There is a useful memory architecture for long agent logs: fan out subagents over the history, give each one a specific question, and collect the results. It is parallel, practical, and strong when the thing you want has a name.
That architecture works especially well for deliberate recall: a prior decision, a commitment, a concept, or a file path. The structural problem is the precondition: you have to know what to ask for.
Where the blind spot appears
After context compaction, agents often lose precision vocabulary without realizing it. Terms do not vanish all at once. They simply stop appearing. The agent that used to say “boundary condition,” “pre-registration,” or “skip_resolution” starts paraphrasing loosely instead.
Query-triggered retrieval does not recover that well, because the thing that disappeared is often the exact term that would have powered the query. That is the unknown-unknowns case: the system does not know that the name itself has drifted.

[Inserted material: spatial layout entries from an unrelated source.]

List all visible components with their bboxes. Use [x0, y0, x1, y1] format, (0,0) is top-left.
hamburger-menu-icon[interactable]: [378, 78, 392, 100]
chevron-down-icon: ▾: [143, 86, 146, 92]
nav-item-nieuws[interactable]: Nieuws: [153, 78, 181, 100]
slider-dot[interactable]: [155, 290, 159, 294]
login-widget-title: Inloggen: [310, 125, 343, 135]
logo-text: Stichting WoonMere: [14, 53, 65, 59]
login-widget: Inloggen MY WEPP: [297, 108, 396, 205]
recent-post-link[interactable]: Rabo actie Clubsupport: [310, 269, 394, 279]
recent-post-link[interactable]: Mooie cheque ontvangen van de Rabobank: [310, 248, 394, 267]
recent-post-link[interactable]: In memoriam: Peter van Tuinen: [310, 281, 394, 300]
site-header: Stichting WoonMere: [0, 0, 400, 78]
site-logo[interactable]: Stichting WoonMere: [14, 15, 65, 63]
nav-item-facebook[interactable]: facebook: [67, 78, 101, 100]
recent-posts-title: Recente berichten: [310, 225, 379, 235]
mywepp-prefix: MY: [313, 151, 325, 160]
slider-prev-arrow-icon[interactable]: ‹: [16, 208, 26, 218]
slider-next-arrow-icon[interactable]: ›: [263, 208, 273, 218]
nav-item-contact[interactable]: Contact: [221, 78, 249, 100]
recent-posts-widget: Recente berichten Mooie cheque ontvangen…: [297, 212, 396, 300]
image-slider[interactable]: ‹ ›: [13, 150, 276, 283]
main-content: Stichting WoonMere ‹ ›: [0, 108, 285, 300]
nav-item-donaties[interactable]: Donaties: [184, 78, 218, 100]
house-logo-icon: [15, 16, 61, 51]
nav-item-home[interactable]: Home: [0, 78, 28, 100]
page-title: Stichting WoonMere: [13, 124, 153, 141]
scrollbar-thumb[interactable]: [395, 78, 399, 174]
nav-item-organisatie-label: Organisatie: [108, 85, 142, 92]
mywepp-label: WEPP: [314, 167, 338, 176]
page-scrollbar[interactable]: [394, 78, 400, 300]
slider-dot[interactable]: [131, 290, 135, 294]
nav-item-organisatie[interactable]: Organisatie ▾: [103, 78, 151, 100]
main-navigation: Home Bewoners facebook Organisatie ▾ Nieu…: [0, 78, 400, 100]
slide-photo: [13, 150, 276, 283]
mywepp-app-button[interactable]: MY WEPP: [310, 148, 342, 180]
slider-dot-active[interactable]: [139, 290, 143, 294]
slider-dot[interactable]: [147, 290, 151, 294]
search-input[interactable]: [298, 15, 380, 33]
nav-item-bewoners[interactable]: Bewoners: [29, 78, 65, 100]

You cannot query for the term that went missing if the missing term is exactly what used to anchor the query.
What ghost lexicon tracking does instead
The ghost lexicon instrument in compression-monitor approaches the same problem passively. It tracks low-frequency, high-precision terms in pre-compaction output and checks whether those terms reappear afterward at expected rates.
It does not need to know in advance what went missing. It only needs enough pre-boundary output to compare the distributions. When a term was active before and goes quiet after, it becomes a candidate ghost.
Why the two approaches belong together
Best for known unknowns. You have a target, need the location, and can parallelize the search.
Best for passive detection. It notices what fell silent before anyone realized it mattered.
A robust memory architecture likely wants both. Fan-out retrieval handles deliberate recall. Ghost lexicon turns unknown unknowns into a candidate list. That list can then seed the next round of targeted retrieval.